Although it sort of defeats the point of making, there are benefits - one common codebase for the "library" portion ... which is really what I desire for the time being.
Also, conversion to use as a true Library dependency by the Application projects for, say, eventual release builds is an easy switch. Once debugged and ready, the Library can be built separately, packed normally with the application "front ends", and upgraded independently of the applications.
I have a rather large Android project, and it takes considerable amounts of time for the sdk to do the resource-parsing / dexing / etc. I'd like to improve this somehow.
I've read that Android library projects can contain resources now too. So we can also put Activities, Fragments, etc. in them.
Does this mean, that if I export parts of my large project into library projects which I reference from the main project, then I don't have to rebuild the already built (and not modified) libraries again, when I rebuild the main project? So I only have to do the resource-parsing / dexing / etc. for the modified libraries and possibly the main project, decreasing the overall build time in most cases.
Does this mean, that if I export parts of my large project into library projects which I reference from the main project, then I don't have to rebuild the already built (and not modified) libraries again, when I rebuild the main project?
Partially no, Android Library Project is not built directly, it is always built along with the dependent Main Project, when SDK compile/build the Main Project, SDK tools compile the Library Project into a temporary JAR file and uses it in the main project. whenever you re-build your Main Project, the referenced Library Project is re-built as a part of main project build life cycle, even though nothing changed in Library Project. Check out timestamp of the temporary JAR generated under your app-lib/bin folder for evidence, it always get changed every time yo build Main Project.
Quoting from official dev guide:
However, a library project differs from an standard Android application project in that you cannot compile it directly to its own .apk and run it on an Android device. Similarly, you cannot export the library project to a self-contained JAR file, as you would do for a true library. Instead, you must compile the library indirectly, by referencing the library in the dependent application and building that application.

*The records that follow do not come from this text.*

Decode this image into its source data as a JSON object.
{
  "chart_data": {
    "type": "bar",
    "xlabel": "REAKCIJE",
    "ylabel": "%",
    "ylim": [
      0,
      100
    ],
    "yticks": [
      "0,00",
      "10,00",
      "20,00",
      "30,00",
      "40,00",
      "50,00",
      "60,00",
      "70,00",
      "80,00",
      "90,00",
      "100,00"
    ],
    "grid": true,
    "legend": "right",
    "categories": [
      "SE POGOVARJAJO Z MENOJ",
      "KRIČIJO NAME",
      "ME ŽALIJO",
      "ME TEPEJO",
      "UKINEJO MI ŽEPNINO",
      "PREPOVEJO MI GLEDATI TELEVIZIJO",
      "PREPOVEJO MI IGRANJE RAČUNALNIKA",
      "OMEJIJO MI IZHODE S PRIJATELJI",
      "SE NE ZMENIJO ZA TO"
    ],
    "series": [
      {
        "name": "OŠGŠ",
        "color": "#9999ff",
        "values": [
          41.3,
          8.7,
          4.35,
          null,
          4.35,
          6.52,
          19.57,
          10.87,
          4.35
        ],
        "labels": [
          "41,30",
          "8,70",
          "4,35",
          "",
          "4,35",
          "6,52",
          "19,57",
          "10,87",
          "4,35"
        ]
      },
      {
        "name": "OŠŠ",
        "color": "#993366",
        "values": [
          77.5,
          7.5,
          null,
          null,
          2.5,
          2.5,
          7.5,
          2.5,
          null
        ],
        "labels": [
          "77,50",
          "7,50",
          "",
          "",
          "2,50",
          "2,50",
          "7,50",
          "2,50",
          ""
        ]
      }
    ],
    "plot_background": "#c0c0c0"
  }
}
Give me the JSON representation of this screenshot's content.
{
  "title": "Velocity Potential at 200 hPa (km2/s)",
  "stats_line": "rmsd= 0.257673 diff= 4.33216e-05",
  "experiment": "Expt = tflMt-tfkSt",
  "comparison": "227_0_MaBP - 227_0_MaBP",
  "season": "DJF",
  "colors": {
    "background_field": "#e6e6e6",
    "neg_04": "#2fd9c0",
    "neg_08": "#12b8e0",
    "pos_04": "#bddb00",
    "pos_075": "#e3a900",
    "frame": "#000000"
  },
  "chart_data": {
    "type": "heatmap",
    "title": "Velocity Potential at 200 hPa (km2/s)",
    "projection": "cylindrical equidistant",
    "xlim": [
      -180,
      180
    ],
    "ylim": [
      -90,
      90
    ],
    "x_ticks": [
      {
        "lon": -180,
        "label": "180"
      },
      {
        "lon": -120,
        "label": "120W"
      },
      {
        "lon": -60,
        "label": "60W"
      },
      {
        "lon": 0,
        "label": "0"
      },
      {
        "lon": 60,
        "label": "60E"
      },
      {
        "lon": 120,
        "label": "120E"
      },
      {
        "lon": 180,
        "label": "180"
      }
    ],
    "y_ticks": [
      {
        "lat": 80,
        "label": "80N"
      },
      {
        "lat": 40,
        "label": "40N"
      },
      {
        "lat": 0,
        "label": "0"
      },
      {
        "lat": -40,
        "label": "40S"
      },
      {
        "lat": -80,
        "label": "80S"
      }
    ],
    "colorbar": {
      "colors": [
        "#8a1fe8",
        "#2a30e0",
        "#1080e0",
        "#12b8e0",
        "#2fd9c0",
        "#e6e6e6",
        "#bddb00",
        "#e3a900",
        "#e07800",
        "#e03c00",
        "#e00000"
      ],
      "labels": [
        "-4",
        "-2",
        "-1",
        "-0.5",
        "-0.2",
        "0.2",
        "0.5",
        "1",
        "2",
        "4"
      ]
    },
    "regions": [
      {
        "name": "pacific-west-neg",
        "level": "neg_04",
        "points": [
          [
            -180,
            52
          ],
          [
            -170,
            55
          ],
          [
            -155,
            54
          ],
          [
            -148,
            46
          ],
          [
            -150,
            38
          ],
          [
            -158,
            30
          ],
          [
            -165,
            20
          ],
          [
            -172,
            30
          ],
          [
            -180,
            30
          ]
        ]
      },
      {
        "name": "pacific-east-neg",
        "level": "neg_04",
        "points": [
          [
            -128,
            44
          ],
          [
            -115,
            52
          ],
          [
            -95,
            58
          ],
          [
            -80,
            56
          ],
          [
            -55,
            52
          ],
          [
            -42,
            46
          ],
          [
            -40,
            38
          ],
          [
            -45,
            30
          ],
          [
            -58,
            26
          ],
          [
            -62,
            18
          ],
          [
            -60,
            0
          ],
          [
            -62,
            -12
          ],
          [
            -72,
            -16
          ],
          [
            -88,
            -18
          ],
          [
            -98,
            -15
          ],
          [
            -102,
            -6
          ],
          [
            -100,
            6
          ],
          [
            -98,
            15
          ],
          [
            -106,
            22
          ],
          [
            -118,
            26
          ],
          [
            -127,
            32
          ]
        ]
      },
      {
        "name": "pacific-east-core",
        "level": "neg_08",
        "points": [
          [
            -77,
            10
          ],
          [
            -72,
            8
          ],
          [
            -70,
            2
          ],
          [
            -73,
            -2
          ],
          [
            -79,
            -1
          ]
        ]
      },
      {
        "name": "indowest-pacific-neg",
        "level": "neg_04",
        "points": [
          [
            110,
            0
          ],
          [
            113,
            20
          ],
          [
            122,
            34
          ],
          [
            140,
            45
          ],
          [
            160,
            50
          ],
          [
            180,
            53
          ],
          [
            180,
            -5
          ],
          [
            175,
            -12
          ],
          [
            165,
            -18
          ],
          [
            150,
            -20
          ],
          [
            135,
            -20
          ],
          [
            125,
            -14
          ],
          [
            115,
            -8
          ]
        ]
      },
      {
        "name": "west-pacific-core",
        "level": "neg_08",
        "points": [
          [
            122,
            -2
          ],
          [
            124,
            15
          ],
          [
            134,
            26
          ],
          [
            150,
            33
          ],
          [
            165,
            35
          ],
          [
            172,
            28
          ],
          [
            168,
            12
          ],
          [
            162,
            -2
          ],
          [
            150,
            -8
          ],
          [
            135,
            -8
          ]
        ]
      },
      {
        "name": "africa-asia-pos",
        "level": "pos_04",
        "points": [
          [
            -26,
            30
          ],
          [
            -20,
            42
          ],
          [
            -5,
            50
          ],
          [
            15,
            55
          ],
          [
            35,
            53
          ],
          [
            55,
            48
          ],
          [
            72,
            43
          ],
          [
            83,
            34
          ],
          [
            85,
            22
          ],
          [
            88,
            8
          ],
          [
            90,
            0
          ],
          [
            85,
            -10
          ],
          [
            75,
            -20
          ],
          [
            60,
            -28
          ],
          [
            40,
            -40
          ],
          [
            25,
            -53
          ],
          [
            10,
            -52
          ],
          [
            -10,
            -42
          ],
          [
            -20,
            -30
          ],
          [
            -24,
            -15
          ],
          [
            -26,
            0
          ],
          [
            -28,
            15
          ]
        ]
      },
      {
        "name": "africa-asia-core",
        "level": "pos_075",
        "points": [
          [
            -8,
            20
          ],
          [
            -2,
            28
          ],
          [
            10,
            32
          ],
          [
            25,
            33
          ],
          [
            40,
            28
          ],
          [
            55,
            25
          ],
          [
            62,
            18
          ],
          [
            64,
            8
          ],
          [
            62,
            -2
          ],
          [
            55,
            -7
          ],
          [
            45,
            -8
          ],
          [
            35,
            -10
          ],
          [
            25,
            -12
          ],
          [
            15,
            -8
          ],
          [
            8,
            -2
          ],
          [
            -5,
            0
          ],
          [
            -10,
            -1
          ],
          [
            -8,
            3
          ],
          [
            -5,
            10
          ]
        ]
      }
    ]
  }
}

When you build an application that depends on a library project, the SDK tools compile the library into a temporary JAR file and uses it in the main project, then uses the result to generate the .apk. In cases where a resource ID is defined in both the application and the library, the tools ensure that the resource declared in the application gets priority and that the resource in the library project is not compiled into the application .apk. This gives your application the flexibility to either use or redefine any resource behaviors or values that are defined in any library.
Android Library Project is different from regular java library project. where you can compile and build everything into and jar library once, and start import/use the class from reference jar dependencies in main project. Currently Android Library Project is designed on source-based mechanism, not compiled-code based library mechanism, as mentioned in this Android blog, although self-contained jar distribution is promised in future release (unfortunately not in neither r15, r16, r17 nor r18 yet).
Yes... The build system rebuilds what needs to be built unless you build Clean.
I wouldn't expect huge time savings here.
In my experience, the slowest step of compilation is actually the dexing of the output files, which can not be performed incrementally, so moving your code into libraries will not speed things up. Similarly, incremental compilation (when it works — it often doesn't with the Android toolchain) will work equally well with unchanged files spread over a bunch of projects as will unchanged files in a single project.
Of course, the best way to find the answer for your actual use case is to experiment on your actual code base. And there may also be code maintainability benefits to splitting your project up into independent modules.